Reference
Glossary
Plain-English explanations of the parliamentary terms used across Ayes and Noes. For how the site is built and where its data comes from, see Sources & methodology.
Aye / No
The two ways an MP can vote in a Commons division. "Aye" supports the motion; "No" opposes it. In the House of Lords the equivalents are "Content" and "Not Content".
Backbencher
An MP who does not hold a government ministerial role or a senior opposition (frontbench) role.
By-election
An election held in a single constituency between general elections, usually after the sitting MP resigns, dies, or is removed.
Crossbencher
A member of the House of Lords who is not affiliated to any political party and takes no party whip.
Did not vote
There is no recorded Aye or No vote for that MP in a division. It can reflect absence, illness, pairing, ministerial duties, abstention, or acting as a teller — on its own it does not explain the reason.
Dissolution
The formal end of a Parliament before a general election. All MPs' seats become vacant until the election.
Division
A recorded vote in the House of Commons. MPs walk through the "Aye" or "No" lobby to be counted. Divisions are the basis for the voting records on this site.
Hansard
The official, near-verbatim published report of what is said in debates in Parliament.
Motion
A formal proposal put before the House for debate and decision. If it is contested, it goes to a division where MPs vote Aye or No.
Opposition Day
A day on which an opposition party, rather than the government, chooses the subject for debate in the Commons.
Private Member's Bill
A bill introduced by an MP who is not a government minister, rather than by the government itself.
Prorogation
The formal ending of a parliamentary session. Most pending business stops until the next session begins. It is not the same as dissolution.
Reading (first, second, third)
Stages a bill passes through in each House. First reading introduces it; second reading is the first debate on its principle; third reading is the final vote on the completed bill in that House.
Rebellion / voted against party
When an MP's recorded vote differs from the majority recorded vote of their own party in a division.

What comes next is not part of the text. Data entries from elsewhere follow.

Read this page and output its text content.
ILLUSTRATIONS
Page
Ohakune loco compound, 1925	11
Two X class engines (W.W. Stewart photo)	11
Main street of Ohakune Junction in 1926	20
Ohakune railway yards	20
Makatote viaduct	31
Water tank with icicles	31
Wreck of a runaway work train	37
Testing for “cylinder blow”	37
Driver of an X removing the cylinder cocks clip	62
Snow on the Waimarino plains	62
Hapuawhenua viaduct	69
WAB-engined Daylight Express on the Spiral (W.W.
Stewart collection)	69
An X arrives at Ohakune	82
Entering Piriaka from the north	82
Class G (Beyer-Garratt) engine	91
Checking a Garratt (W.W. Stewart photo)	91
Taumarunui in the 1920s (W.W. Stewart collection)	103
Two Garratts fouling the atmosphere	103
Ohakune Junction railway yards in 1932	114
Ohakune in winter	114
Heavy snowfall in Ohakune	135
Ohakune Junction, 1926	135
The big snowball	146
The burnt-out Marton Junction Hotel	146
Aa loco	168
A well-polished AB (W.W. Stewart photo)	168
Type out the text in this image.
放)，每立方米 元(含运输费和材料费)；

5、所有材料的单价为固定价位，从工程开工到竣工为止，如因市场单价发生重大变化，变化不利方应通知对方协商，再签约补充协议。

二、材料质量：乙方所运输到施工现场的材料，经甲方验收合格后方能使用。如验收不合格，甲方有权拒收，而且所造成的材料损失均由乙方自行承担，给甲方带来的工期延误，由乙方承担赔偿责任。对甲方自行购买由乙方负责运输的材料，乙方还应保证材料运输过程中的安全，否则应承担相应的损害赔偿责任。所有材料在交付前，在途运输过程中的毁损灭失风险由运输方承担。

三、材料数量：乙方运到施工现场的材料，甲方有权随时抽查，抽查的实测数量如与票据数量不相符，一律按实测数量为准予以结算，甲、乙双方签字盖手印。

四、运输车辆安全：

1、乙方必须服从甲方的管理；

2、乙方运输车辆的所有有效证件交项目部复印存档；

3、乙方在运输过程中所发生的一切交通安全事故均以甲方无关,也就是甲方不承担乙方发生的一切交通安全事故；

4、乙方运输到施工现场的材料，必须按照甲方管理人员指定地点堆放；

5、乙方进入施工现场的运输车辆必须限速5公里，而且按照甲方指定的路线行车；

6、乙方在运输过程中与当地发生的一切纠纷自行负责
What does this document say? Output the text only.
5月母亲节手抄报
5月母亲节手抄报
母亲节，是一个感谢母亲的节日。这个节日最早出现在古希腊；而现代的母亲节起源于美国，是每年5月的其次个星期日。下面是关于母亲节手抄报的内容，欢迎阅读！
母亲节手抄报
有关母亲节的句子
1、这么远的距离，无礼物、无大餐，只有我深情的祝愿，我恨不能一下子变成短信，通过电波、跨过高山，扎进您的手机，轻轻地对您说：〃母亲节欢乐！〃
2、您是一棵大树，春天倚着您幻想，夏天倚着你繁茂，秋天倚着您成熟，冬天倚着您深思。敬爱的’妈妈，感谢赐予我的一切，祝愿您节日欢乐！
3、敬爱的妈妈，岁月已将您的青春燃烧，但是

On this site it reflects the recorded vote only and does not describe the formal whip.
Recall petition
A process that lets constituents trigger a by-election if their MP meets certain conditions, such as a criminal conviction or a suspension from the House.
Recess
A period when Parliament is not sitting, such as the summer recess. Parliament still exists and MPs keep their seats — it is not a dissolution.
Speaker
The MP who chairs debates in the Commons and is politically impartial. The Speaker does not normally take part in divisions.
Teller
One of four MPs (two for each side) appointed to count the members passing through a division lobby. A teller's own vote is recorded but flagged separately, which is why published totals can differ slightly from the sum of individual votes.
Three-line whip
The strongest instruction a party gives its MPs to attend and vote a particular way — underlined three times on the weekly whip document. Defying it is treated as a serious act.
Whip
Both an MP appointed to manage their party's attendance and voting, and the written instruction itself telling MPs how to vote.